What Harris, his fellow researcher Jonas Kaplan, and the other authors of the study want to address is the idea, which has been floating around in both scientific and religious circles, that our brains are doing something special when we believe in God—that religious belief is, neurologically speaking, an entirely different process from believing in things that are empirically and verifiably true (things that Harris endearingly refers to as "tables and chairs"). He says his results "cut against the quite prevalent notion that there's something else entirely going on in the case of religious belief."
"It is generally imagined," he wrote to me in an e-mail, "that scientific facts and human values represent distinct and incommensurable ways of speaking about the world. Consequently, most people assume that science will never be in a position to resolve ethical questions or to determine how human beings ought to live." Questions of gay marriage, the subjugation of women under the Taliban, a community's responsibility to its children: all these have been relegated to the realm of religion or "values." But, says Harris, the more we know, through science, about how people live—and how they think, and what makes them happy—the more real information we'll have about how best to live together on this planet.
To casual readers, this all may seem very obvious. Of course religious believers and disbelievers really do believe what they say! But it is not just interesting that we believe what we say, but that we believe what we say in the same way, neurologically speaking. Moreover, this study adds weight to the argument against the popular position espoused by such notables as Stephen J Gould that science and religion are somehow separate inquiries into "non-overlapping magisterium."
[Newsweek Article]
3 comments:
I was right with it until the end when Harris makes an absurd leap of logic.
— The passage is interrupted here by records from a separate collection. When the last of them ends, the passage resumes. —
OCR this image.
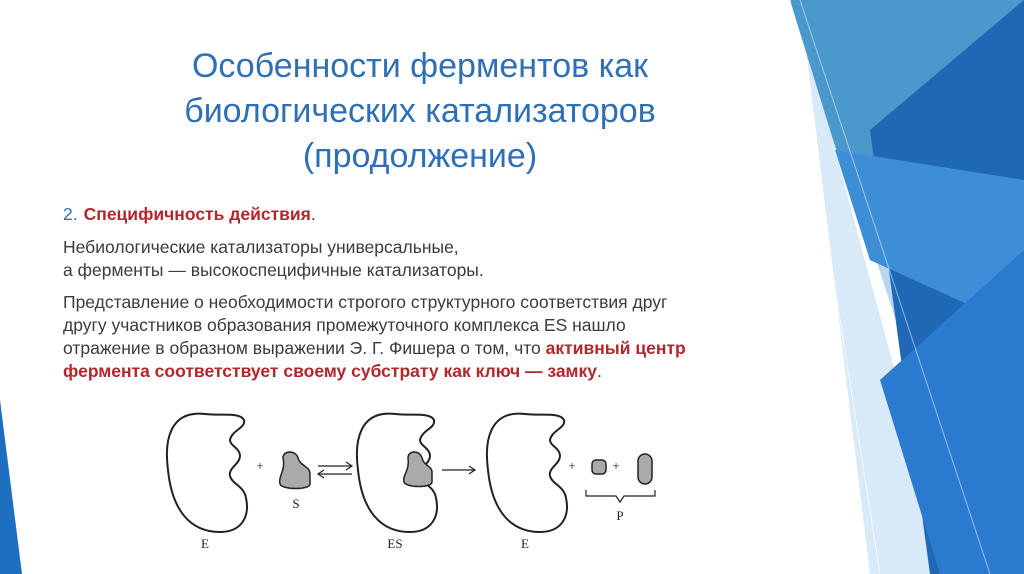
Особенности ферментов как
биологических катализаторов
(продолжение)
2. Специфичность действия.
Небиологические катализаторы универсальные,
а ферменты — высокоспецифичные катализаторы.
Представление о необходимости строгого структурного соответствия друг
другу участников образования промежуточного комплекса ES нашло
отражение в образном выражении Э. Г. Фишера о том, что активный центр
фермента соответствует своему субстрату как ключ — замку.
E
+
S
ES	E
+	+
P
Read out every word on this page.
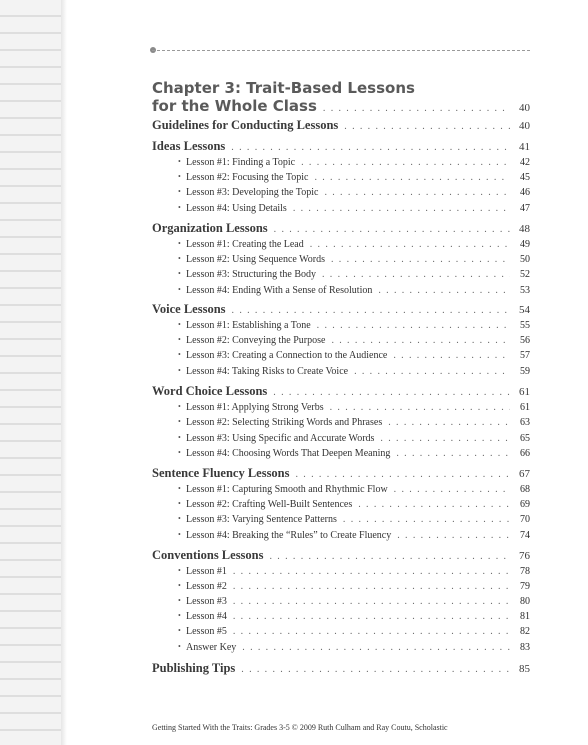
Chapter 3: Trait-Based Lessons
for the Whole Class . . .	40
Guidelines for Conducting Lessons . . .	40
Ideas Lessons . . .	41
• Lesson #1: Finding a Topic . . .	42
• Lesson #2: Focusing the Topic . . .	45
• Lesson #3: Developing the Topic . . .	46
• Lesson #4: Using Details . . .	47
Organization Lessons . . .	48
• Lesson #1: Creating the Lead . . .	49
• Lesson #2: Using Sequence Words . . .	50
• Lesson #3: Structuring the Body . . .	52
• Lesson #4: Ending With a Sense of Resolution . . .	53
Voice Lessons . . .	54
• Lesson #1: Establishing a Tone . . .	55
• Lesson #2: Conveying the Purpose . . .	56
• Lesson #3: Creating a Connection to the Audience . . .	57
• Lesson #4: Taking Risks to Create Voice . . .	59
Word Choice Lessons . . .	61
• Lesson #1: Applying Strong Verbs . . .	61
• Lesson #2: Selecting Striking Words and Phrases . . .	63
• Lesson #3: Using Specific and Accurate Words . . .	65
• Lesson #4: Choosing Words That Deepen Meaning . . .	66
Sentence Fluency Lessons . . .	67
• Lesson #1: Capturing Smooth and Rhythmic Flow . . .	68
• Lesson #2: Crafting Well-Built Sentences . . .	69
• Lesson #3: Varying Sentence Patterns . . .	70
• Lesson #4: Breaking the “Rules” to Create Fluency . . .	74
Conventions Lessons . . .	76
• Lesson #1 . . .	78
• Lesson #2 . . .	79
• Lesson #3 . . .	80
• Lesson #4 . . .	81
• Lesson #5 . . .	82
• Answer Key . . .	83
Publishing Tips . . .	85
Getting Started With the Traits: Grades 3-5 © 2009 Ruth Culham and Ray Coutu, Scholastic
Leaving aside for the moment how crude or grasp on neuroscience is, because the same part of the brain "lights up," matters of ethics suddenly fall under science's authority? I'm all in favor of the hard sciences (along with Anthropology, Sociology, Psychology, and Philosophy) studying and trying to explain religion, or more broadly belief. But asserting an empirically valid sense of right and wrong?
Why the hell not? Why do we put up that wall between facts and morality? Maybe there is a wall. But let's find out if it exists before we positively assert that science cannot bring anything to the table.
Because ontologically speaking, they're two different concepts. They are that way because we define them that way.
Science can certainly bring something to the table, as I said: study and explain belief and that will inform what we do with it. But to say that science can empirically identify good and evil runs against the way we chose to ascribe meaning to those abstract notions.